A bag of flour costs a
lot less now, in relation to wages, than it ever did in the "good old days". But, think about it. You might buy a 20-pound bag of flour, and that would be really pushing on how much flour one person can keep around and deal with. A pallet can hold around 4000 pounds, and the big bakeries are buying flour by the pallet, not the bag. It's just much cheaper to ship 4000 pounds of flour to one person than to bag up 200 x 20 pound bags and sell them by retail to individuals. You could match price with the bakery, but only if you buy the 4000-pound amount of flour and turn your house into a flour warehouse for life.
Consider an equivalent scenario: a guy bought a
lot of vegetables and sold soup to 20 people.
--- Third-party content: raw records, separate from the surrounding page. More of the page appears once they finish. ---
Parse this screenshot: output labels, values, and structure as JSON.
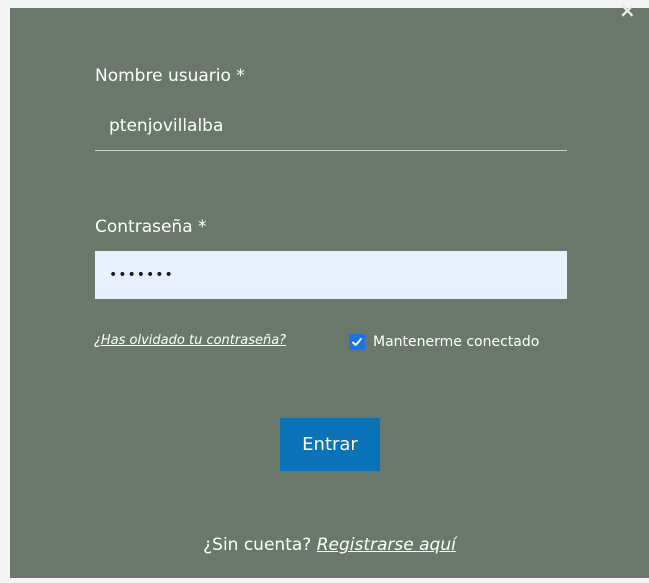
{
  "form": {
    "close_icon": "×",
    "username_label": "Nombre usuario *",
    "username_value": "ptenjovillalba",
    "password_label": "Contraseña *",
    "password_value": "•••••••",
    "forgot_password_link": "¿Has olvidado tu contraseña?",
    "remember_me_checked": true,
    "remember_me_label": "Mantenerme conectado",
    "submit_label": "Entrar",
    "signup_prompt": "¿Sin cuenta?",
    "signup_link": "Registrarse aquí"
  },
  "colors": {
    "modal_background": "#6a786c",
    "input_background": "#e8f0fe",
    "primary_button": "#0a73b8",
    "checkbox_accent": "#1a73e8"
  }
}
Would you claim you were missing out, because you couldn't buy 1/20th the amount of vegetables for the same price he made one bowl of soup? Or, if you bought ingredients for
one pizza, but your neighbor bought ingredients for 20 pizzas, and offered to sell you one pizza for less than the cost of your ingredients.
That's the same scenario as the bread. "systematic issues" doesn't make any sense. It's just the logic of economies of scale. One big bakery making a lot of bread for everyone is just much more efficient than lots of people getting the ingredients and making bread just for themselves. The cost of flour vs bread reflects that the lone-bread-makers are expending more actual resources than the big bakery.